CRÍTICA TEATRAL

Lejana tierra mía

La obra ha sido dirigida por Constanza A. Aránguiz, Nicolás Rivero y Máximo Huerta

Teatro Góngora de Córdoba, en el que se interpretó la obra.

Teatro Góngora de Córdoba, en el que se interpretó la obra. / Archivo / Córdoba

Lejana tierra mía, en un rectángulo verde se inicia Moisés. Un homenaje a la infancia. La figura está vestida de rojo, azul y amarillo. Sudadera, pantalones y calzas. ‘Bajo tu cielo quiero morirme un día’. Es Antonio Aguilar y Moisés, carne desdoblada en un ejercicio de interpretación sostenido y complejo. Junto a José Emilio Vera, este texto vive todavía, formado de imágenes de recuerdos que, lejos de ser soñados, fueron escuchados en silencio. ‘Con tu consuelo’, pensados, reídos y llorados. ‘Con tu consuelo’, en un diálogo sordo de viente años. ‘Y oiré el canto de oro de tus campanas que siempre añoro’. La obra ha sido dirigida por Constanza A. Aránguiz, Nicolás Rivero y Máximo Huerta, siendo este último el autor del texto dramático. 

La figura de Moisés permanece de espaldas mientras el locutor describe el aire y el campo de una tierra. ‘Nos lo venden como algo colectivo, pero estás solo’—dice Moisés. El jugar al fútbol y la vida mientras se juega. Son dos planos que se bifurcan en dos puntos de la escena diseñada por Bibiana Cabral. El primero tiene un lugar central y es compartido con el presentador de un programa. La verdad es parcial e insiste entre las preguntas con un público, con dos bancos de vestuario y con un césped para jugones. La segunda dimensión dramática necesita de un foco cenital en el lateral. ‘En un balcón florido se oye el murmullo de un juramento’. La figura se recoge en un espacio pequeño y suyo, de primera persona, cuyo expresado llega solo al límite de este cerco, sin salirse de la línea iluminada. ‘No sé si al contemplarte al regresar sabré reír o llorar’. Los dos encuadres se yuxtaponen. Sola o en equipo, una vida trata de volver al punto en el que perdió la autonomía de jugar. Hoy se viste con las mismas ropas. Pero no a tiempo; no con las mismas personas. 

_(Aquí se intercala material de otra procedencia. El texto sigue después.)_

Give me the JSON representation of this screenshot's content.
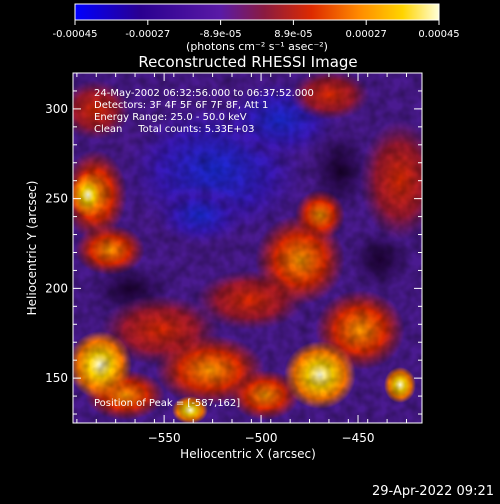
{
  "chart_data": {
    "type": "heatmap",
    "title": "Reconstructed RHESSI Image",
    "xlabel": "Heliocentric X (arcsec)",
    "ylabel": "Heliocentric Y (arcsec)",
    "x_ticks": [
      -550,
      -500,
      -450
    ],
    "y_ticks": [
      150,
      200,
      250,
      300
    ],
    "xlim": [
      -597,
      -417
    ],
    "ylim": [
      125,
      320
    ],
    "colorbar": {
      "ticks": [
        "-0.00045",
        "-0.00027",
        "-8.9e-05",
        "8.9e-05",
        "0.00027",
        "0.00045"
      ],
      "unit_label": "(photons cm⁻² s⁻¹ asec⁻²)",
      "range": [
        -0.00045,
        0.00045
      ],
      "colors": [
        "#0000ff",
        "#2a0090",
        "#5a1aa6",
        "#8a1a40",
        "#dd2a00",
        "#ff8a00",
        "#ffd400",
        "#ffffd8"
      ]
    },
    "annotations": [
      "24-May-2002 06:32:56.000 to 06:37:52.000",
      "Detectors: 3F 4F 5F 6F 7F 8F, Att 1",
      "Energy Range: 25.0 - 50.0 keV",
      "Clean     Total counts: 5.33E+03"
    ],
    "peak_label": "Position of Peak = [-587,162]",
    "peak_position": [
      -587,
      162
    ]
  },
  "timestamp": "29-Apr-2022 09:21"
}
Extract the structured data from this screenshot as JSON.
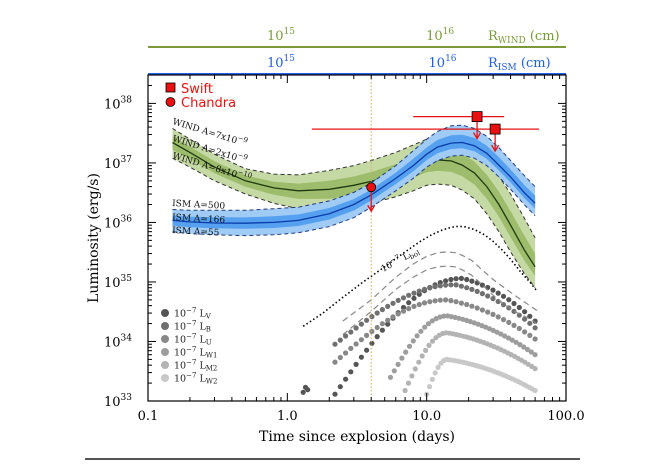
{
  "chart_data": {
    "type": "scatter",
    "xlabel": "Time since explosion (days)",
    "ylabel": "Luminosity (erg/s)",
    "x_scale": "log",
    "y_scale": "log",
    "xlim": [
      0.1,
      100
    ],
    "ylim": [
      1e+33,
      3e+38
    ],
    "x_ticks": [
      {
        "value": 0.1,
        "label": "0.1"
      },
      {
        "value": 1,
        "label": "1.0"
      },
      {
        "value": 10,
        "label": "10.0"
      },
      {
        "value": 100,
        "label": "100.0"
      }
    ],
    "y_ticks": [
      {
        "value": 1e+33,
        "exp": "33"
      },
      {
        "value": 1e+34,
        "exp": "34"
      },
      {
        "value": 1e+35,
        "exp": "35"
      },
      {
        "value": 1e+36,
        "exp": "36"
      },
      {
        "value": 1e+37,
        "exp": "37"
      },
      {
        "value": 1e+38,
        "exp": "38"
      }
    ],
    "top_axis_wind": {
      "label_main": "R",
      "label_sub": "WIND",
      "label_unit": " (cm)",
      "color": "#7a9a3a",
      "ticks": [
        {
          "t": 0.9,
          "exp": "15"
        },
        {
          "t": 12.5,
          "exp": "16"
        }
      ]
    },
    "top_axis_ism": {
      "label_main": "R",
      "label_sub": "ISM",
      "label_unit": " (cm)",
      "color": "#1f5fe0",
      "ticks": [
        {
          "t": 0.9,
          "exp": "15"
        },
        {
          "t": 13,
          "exp": "16"
        }
      ]
    },
    "legend": [
      {
        "name": "Swift",
        "marker": "square",
        "color": "#e81010"
      },
      {
        "name": "Chandra",
        "marker": "circle",
        "color": "#e81010"
      }
    ],
    "uv_legend": [
      {
        "pre": "10",
        "exp": "−7",
        "main": " L",
        "sub": "V",
        "color": "#555555"
      },
      {
        "pre": "10",
        "exp": "−7",
        "main": " L",
        "sub": "B",
        "color": "#707070"
      },
      {
        "pre": "10",
        "exp": "−7",
        "main": " L",
        "sub": "U",
        "color": "#888888"
      },
      {
        "pre": "10",
        "exp": "−7",
        "main": " L",
        "sub": "W1",
        "color": "#9d9d9d"
      },
      {
        "pre": "10",
        "exp": "−7",
        "main": " L",
        "sub": "M2",
        "color": "#b3b3b3"
      },
      {
        "pre": "10",
        "exp": "−7",
        "main": " L",
        "sub": "W2",
        "color": "#c8c8c8"
      }
    ],
    "bol_label": {
      "pre": "10",
      "exp": "−7",
      "main": " L",
      "sub": "bol"
    },
    "wind_models": [
      {
        "label": "WIND A=7x10",
        "exp": "−9"
      },
      {
        "label": "WIND A=2x10",
        "exp": "−9"
      },
      {
        "label": "WIND A=8x10",
        "exp": "−10"
      }
    ],
    "ism_models": [
      {
        "label": "ISM A=500"
      },
      {
        "label": "ISM A=166"
      },
      {
        "label": "ISM A=55"
      }
    ],
    "swift_upper_limits": [
      {
        "t": 23,
        "L": 6e+37,
        "t_low": 8,
        "t_high": 36
      },
      {
        "t": 31,
        "L": 3.7e+37,
        "t_low": 1.5,
        "t_high": 64
      }
    ],
    "chandra_upper_limits": [
      {
        "t": 4.0,
        "L": 3.9e+36
      }
    ],
    "vertical_marker_t": 4.0,
    "wind_curves": {
      "t": [
        0.15,
        0.2,
        0.3,
        0.5,
        0.8,
        1.2,
        2,
        3,
        4,
        6,
        8,
        10,
        12,
        15,
        18,
        22,
        27,
        33,
        40,
        50,
        60
      ],
      "upper": [
        3.8e+37,
        2.5e+37,
        1.4e+37,
        8e+36,
        6.5e+36,
        6.3e+36,
        7.5e+36,
        9e+36,
        1.1e+37,
        1.5e+37,
        2e+37,
        2.5e+37,
        2.7e+37,
        2.7e+37,
        2.4e+37,
        1.8e+37,
        1.1e+37,
        6e+36,
        3e+36,
        1.2e+36,
        5.5e+35
      ],
      "mid": [
        2.2e+37,
        1.5e+37,
        8.5e+36,
        5e+36,
        3.8e+36,
        3.4e+36,
        3.6e+36,
        4.2e+36,
        4.9e+36,
        6.5e+36,
        8.5e+36,
        1.05e+37,
        1.12e+37,
        1.08e+37,
        9.2e+36,
        6.8e+36,
        4e+36,
        2e+36,
        9e+35,
        3.5e+35,
        1.8e+35
      ],
      "lower": [
        1.2e+37,
        8.5e+36,
        5e+36,
        3e+36,
        2.1e+36,
        1.7e+36,
        1.6e+36,
        1.8e+36,
        2.1e+36,
        2.7e+36,
        3.4e+36,
        4.2e+36,
        4.4e+36,
        4.2e+36,
        3.5e+36,
        2.5e+36,
        1.4e+36,
        7e+35,
        3.2e+35,
        1.4e+35,
        8e+34
      ]
    },
    "ism_curves": {
      "t": [
        0.15,
        0.2,
        0.3,
        0.5,
        0.8,
        1.2,
        2,
        3,
        4,
        6,
        8,
        10,
        12,
        15,
        18,
        22,
        27,
        33,
        40,
        50,
        60
      ],
      "upper": [
        1.65e+36,
        1.6e+36,
        1.6e+36,
        1.6e+36,
        1.7e+36,
        1.8e+36,
        2.3e+36,
        3.2e+36,
        4.6e+36,
        9e+36,
        1.6e+37,
        2.5e+37,
        3.4e+37,
        4.2e+37,
        4.3e+37,
        3.8e+37,
        2.8e+37,
        1.8e+37,
        1.1e+37,
        6.2e+36,
        4e+36
      ],
      "mid": [
        1.08e+36,
        1.02e+36,
        9.8e+35,
        9.7e+35,
        1e+36,
        1.08e+36,
        1.4e+36,
        2e+36,
        2.9e+36,
        5.5e+36,
        9e+36,
        1.4e+37,
        1.85e+37,
        2.15e+37,
        2.2e+37,
        1.95e+37,
        1.45e+37,
        9.2e+36,
        5.8e+36,
        3.2e+36,
        2.1e+36
      ],
      "lower": [
        7e+35,
        6.5e+35,
        6.2e+35,
        6e+35,
        6.2e+35,
        6.7e+35,
        8.5e+35,
        1.2e+36,
        1.8e+36,
        3.4e+36,
        5.5e+36,
        8.5e+36,
        1.1e+37,
        1.3e+37,
        1.35e+37,
        1.2e+37,
        9e+36,
        5.8e+36,
        3.6e+36,
        2e+36,
        1.3e+36
      ]
    },
    "bolometric": {
      "t": [
        1.3,
        1.8,
        2.5,
        3.5,
        5,
        7,
        9,
        11,
        13,
        15,
        17,
        19,
        22,
        26,
        30,
        35,
        40,
        47,
        55,
        62
      ],
      "L": [
        1.8e+34,
        3e+34,
        5.5e+34,
        1e+35,
        1.8e+35,
        3.2e+35,
        4.8e+35,
        6.3e+35,
        7.5e+35,
        8.3e+35,
        8.6e+35,
        8.4e+35,
        7.6e+35,
        6.2e+35,
        4.8e+35,
        3.4e+35,
        2.4e+35,
        1.5e+35,
        1e+35,
        7e+34
      ]
    },
    "band_dashed_templates": [
      {
        "t": [
          2.5,
          4,
          6,
          8,
          10,
          12,
          14,
          16,
          18,
          21,
          25,
          30,
          36,
          45,
          55,
          62
        ],
        "L": [
          2.2e+34,
          5e+34,
          1.2e+35,
          2e+35,
          2.7e+35,
          3.1e+35,
          3.2e+35,
          3.1e+35,
          2.8e+35,
          2.3e+35,
          1.6e+35,
          1.1e+35,
          8e+34,
          5.5e+34,
          4e+34,
          3.3e+34
        ]
      },
      {
        "t": [
          2.5,
          4,
          6,
          8,
          10,
          12,
          14,
          16,
          18,
          21,
          25,
          30,
          36,
          45,
          55,
          62
        ],
        "L": [
          1.3e+34,
          3.2e+34,
          7.5e+34,
          1.2e+35,
          1.6e+35,
          1.8e+35,
          1.85e+35,
          1.8e+35,
          1.6e+35,
          1.3e+35,
          9e+34,
          6e+34,
          4.2e+34,
          3e+34,
          2.4e+34,
          2e+34
        ]
      }
    ],
    "uv_bands": [
      {
        "name": "V",
        "t_start": 1.3,
        "t_start2": 2.2,
        "peak_t": 18,
        "peak_L": 1.15e+35,
        "end_L": 2.2e+34,
        "start_L": 1.3e+33,
        "color": "#555555"
      },
      {
        "name": "B",
        "t_start": 2.2,
        "t_start2": 2.2,
        "peak_t": 16,
        "peak_L": 9e+34,
        "end_L": 1.7e+34,
        "start_L": 9e+33,
        "color": "#707070"
      },
      {
        "name": "U",
        "t_start": 2.2,
        "t_start2": 2.2,
        "peak_t": 14,
        "peak_L": 5e+34,
        "end_L": 1.1e+34,
        "start_L": 4.5e+33,
        "color": "#888888"
      },
      {
        "name": "W1",
        "t_start": 5.5,
        "t_start2": 5.5,
        "peak_t": 14,
        "peak_L": 2.7e+34,
        "end_L": 6e+33,
        "start_L": 2.5e+33,
        "color": "#9d9d9d"
      },
      {
        "name": "M2",
        "t_start": 7,
        "t_start2": 7,
        "peak_t": 14,
        "peak_L": 1.4e+34,
        "end_L": 3.5e+33,
        "start_L": 1.5e+33,
        "color": "#b3b3b3"
      },
      {
        "name": "W2",
        "t_start": 10,
        "t_start2": 10,
        "peak_t": 14,
        "peak_L": 5e+33,
        "end_L": 1.5e+33,
        "start_L": 1.3e+33,
        "color": "#c8c8c8"
      }
    ]
  }
}
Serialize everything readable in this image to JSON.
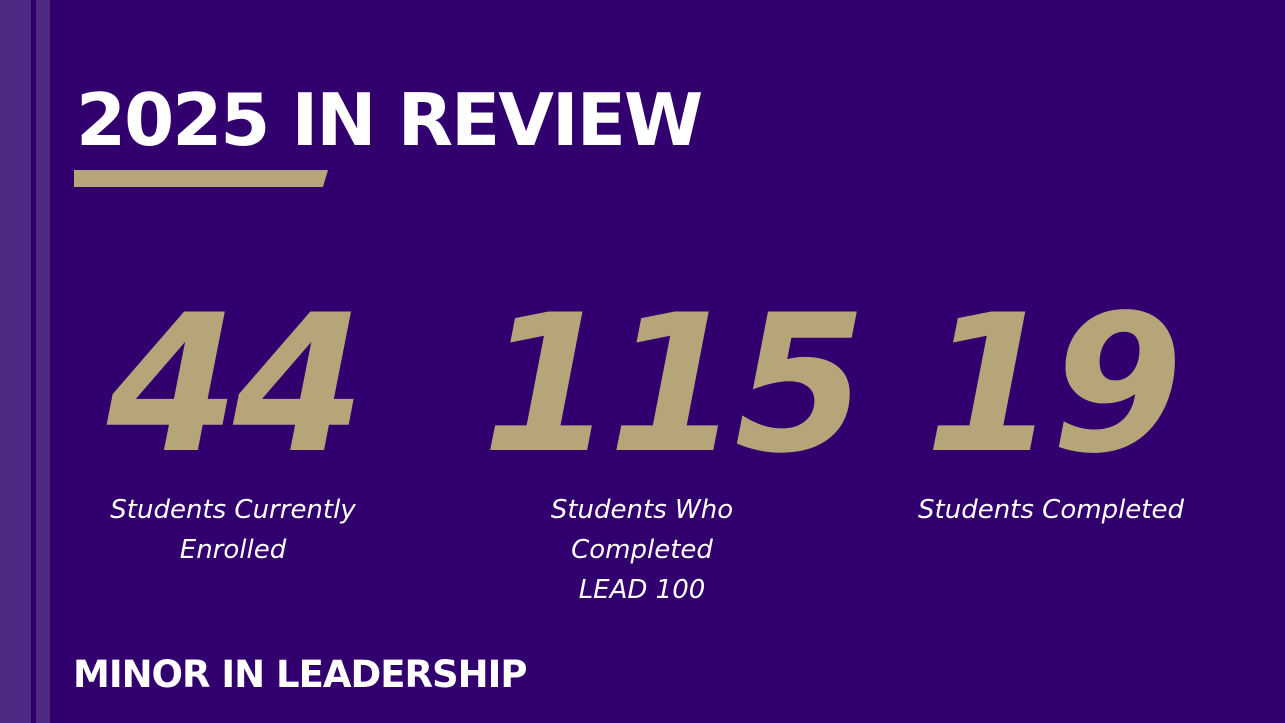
{
  "slide": {
    "title": "2025 IN REVIEW",
    "footer": "MINOR IN LEADERSHIP",
    "stats": [
      {
        "value": "44",
        "label_lines": [
          "Students Currently",
          "Enrolled"
        ]
      },
      {
        "value": "115",
        "label_lines": [
          "Students Who Completed",
          "LEAD 100"
        ]
      },
      {
        "value": "19",
        "label_lines": [
          "Students Completed"
        ]
      }
    ]
  },
  "colors": {
    "background": "#32006e",
    "stripe": "#4e2a85",
    "accent_gold": "#b7a57a",
    "text": "#ffffff"
  }
}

‘Tu no estás. Faltas tú. ¡Oh, mi amor!’. Vuelve de la muerte con un abrigo de piel, con su flor y su sol. Fin del letargo, Moisés abandona el rectángulo de césped con gafas de sol. Por el carisma y talento de Antonio Aguilar y José Emilio Vera, somos llevadas a un altar velado. Se recuerda un tiempo junto a su madre, a su abuelo. ‘Lejana tierra mía, de mis amores, cómo te nombro’. Se va escuchando en escena un sentido que pesa y difunde. Es el pasar de las cosas pasadas. Es el resultado de una resta para la madre que ha estado cosiendo una suma cada cuatro años silentes. Mudez consciente, ‘en mil noches sin sueños y con la pupilas llenas de asombro’. Ves desaparecer voces familiares y nada puedes decirles. ¿Cómo salvar el partido si el campo ya está vacío?

La infancia aparece proyectada en el fondo del escenario. ‘Dime que no son vanas mis esperanzas’. La música que sonaba al inicio y que ahora se retoma ha cambiado de signo. Ya no expresa alegría, sino el dolor de un vacío que queda cuando, a un todo, demasiadas personas se le han restado en una espera. Sin soltar esta verdad, la figura va a disponerse a recomenzar sabiendo lo que ha perdido. En las gradas cercanas hay caras sin nombre, público y programas de fútbol. Pero, ¿y en la lejanía? ‘El destino encuentra su paradoja’—dice Moisés. ‘Bien sabes tú que pronto he de volver a mi viejo querer’. Por él y con el deseo intacto, con amor se eleva. Baja en un giro extraño y con sentido inverso. Se detiene en las palabras perfectas. Lejana tierra mía, lo entendí todo. Y el nieto dormía. Y el abuelo soñaba.